SPIEGEL ONLINE: Was tut Litauen gegen nichtmilitärische Bedrohungen wie Wahlmanipulationen, Cyberangriffe oder Propaganda?

Grybauskaite: Unsere Bevölkerung hat sich als sehr resistent gegen Manipulationen von außen gezeigt. Wir haben zum Beispiel eine Gruppe sehr aktiver Blogger, die sich ausschließlich um die Demaskierung von Fake News kümmert. Zivilgesellschaft und Behörden kooperieren sehr erfolgreich, wenn es darum geht, Falschmeldungen zu enttarnen. Innerhalb der EU arbeiten wir am Aufbau einer gemeinsamen schnellen Eingreiftruppe, die Cyberangriffe aufdecken und koordiniert bekämpfen soll.

SPIEGEL ONLINE: Sind die westlichen Länder naiv, wenn es um die Einschätzung Russlands geht?

Grybauskaite: Ja, immer noch. Erst wenn sie selbst angegriffen werden und merken, dass Russland sich in ihre Belange einmischt, sie ausspioniert oder ihre Wahlen manipuliert, werden sie wach. Wir wissen nicht erst seit der Annexion der Krim, dass wir Russland nicht trauen können. Putin sagt das eine und tut das andere.

SPIEGEL ONLINE: Dennoch hat nach Deutschland und Finnland jetzt auch Schweden grünes Licht für den Bau der umstrittenen Ostseepipeline Nord Stream 2 gegeben.

Grybauskaite: Wir alle müssen wirtschaftlich kooperieren und im Dialog mit anderen Staaten bleiben.
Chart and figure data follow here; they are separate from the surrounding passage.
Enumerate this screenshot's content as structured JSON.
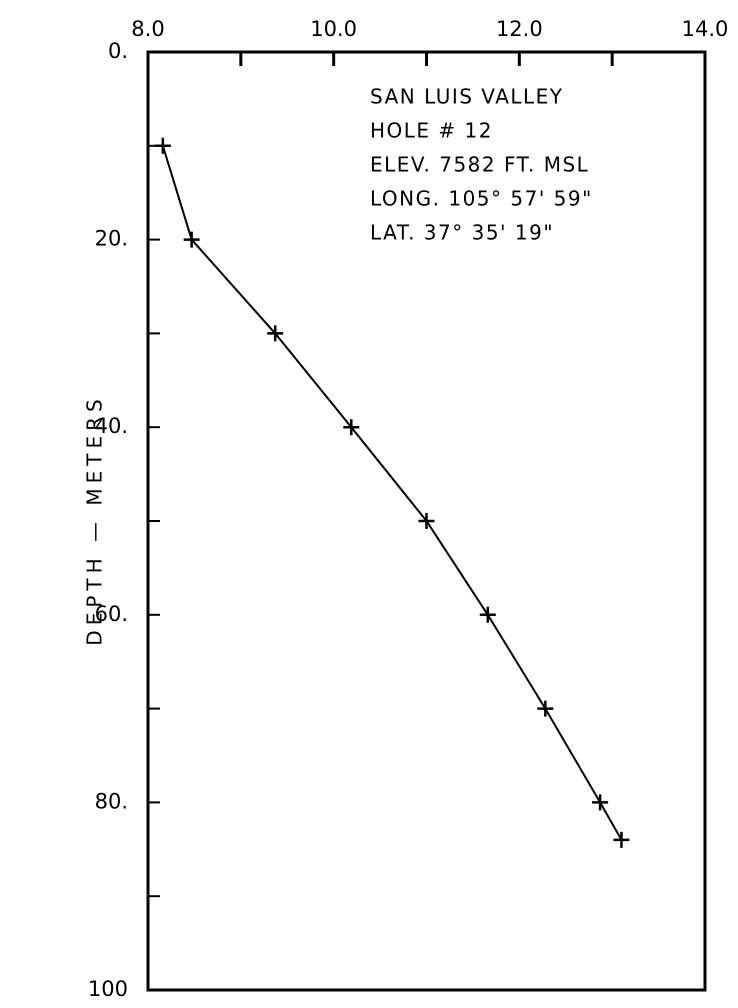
{
  "chart_data": {
    "type": "line",
    "ylabel": "DEPTH — METERS",
    "annotations": [
      "SAN LUIS VALLEY",
      "HOLE # 12",
      "ELEV. 7582 FT. MSL",
      "LONG. 105° 57' 59\"",
      "LAT.     37° 35' 19\""
    ],
    "x": [
      8.16,
      8.47,
      9.37,
      10.19,
      11.0,
      11.66,
      12.28,
      12.87,
      13.1
    ],
    "values": [
      10,
      20,
      30,
      40,
      50,
      60,
      70,
      80,
      84
    ],
    "color": "#000000",
    "xlim": [
      8,
      14
    ],
    "xticks": [
      {
        "value": 8,
        "label": "8.0"
      },
      {
        "value": 10,
        "label": "10.0"
      },
      {
        "value": 12,
        "label": "12.0"
      },
      {
        "value": 14,
        "label": "14.0"
      }
    ],
    "x_minor_ticks": [
      9,
      11,
      13
    ],
    "ylim": [
      0,
      100
    ],
    "yticks": [
      {
        "value": 0,
        "label": "0."
      },
      {
        "value": 20,
        "label": "20."
      },
      {
        "value": 40,
        "label": "40."
      },
      {
        "value": 60,
        "label": "60."
      },
      {
        "value": 80,
        "label": "80."
      },
      100
    ],
    "y_minor_ticks": [
      10,
      30,
      50,
      70,
      90
    ],
    "y_inverted": true,
    "grid": false
  }
}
Aber wer sich abhängig macht von Energielieferungen eines Landes, macht sich auch politisch angreifbar. Litauen war zu 100 Prozent abhängig von russischen Gaslieferungen. Damals haben wir 30 Prozent mehr bezahlt als Deutschland - weil wir uns politisch in Richtung Europa orientiert haben. 2015 haben wir ein Flüssiggas-Terminal gebaut, um uns unabhängig zu machen. Die Russen haben den Gaspreis sofort gesenkt. Energie und Politik sind nie getrennt. Wenn Europa sich mit Nord Stream 2 abhängig macht von Russland, gibt es Putin ein sehr effizientes Instrument an die Hand, um seine Politik zu korrumpieren.

SPIEGEL ONLINE: Halten Sie es für weniger bedenklich, mit Fracking gefördertes Flüssiggas aus den USA zu beziehen?

Grybauskaite: Die Europäische Union muss die Diversifizierung der Energieversorgung sicherstellen. Flüssiggasimporte aus den USA helfen, dieses Ziel zu erreichen.

SPIEGEL ONLINE: Wie zuverlässig können die USA in Zeiten des drohenden Handelskrieges als Geschäftspartner überhaupt sein?

Grybauskaite: Die Zukunft wird zeigen, ob aus rhetorischen Kriegen tatsächlich auch Handelskriege werden.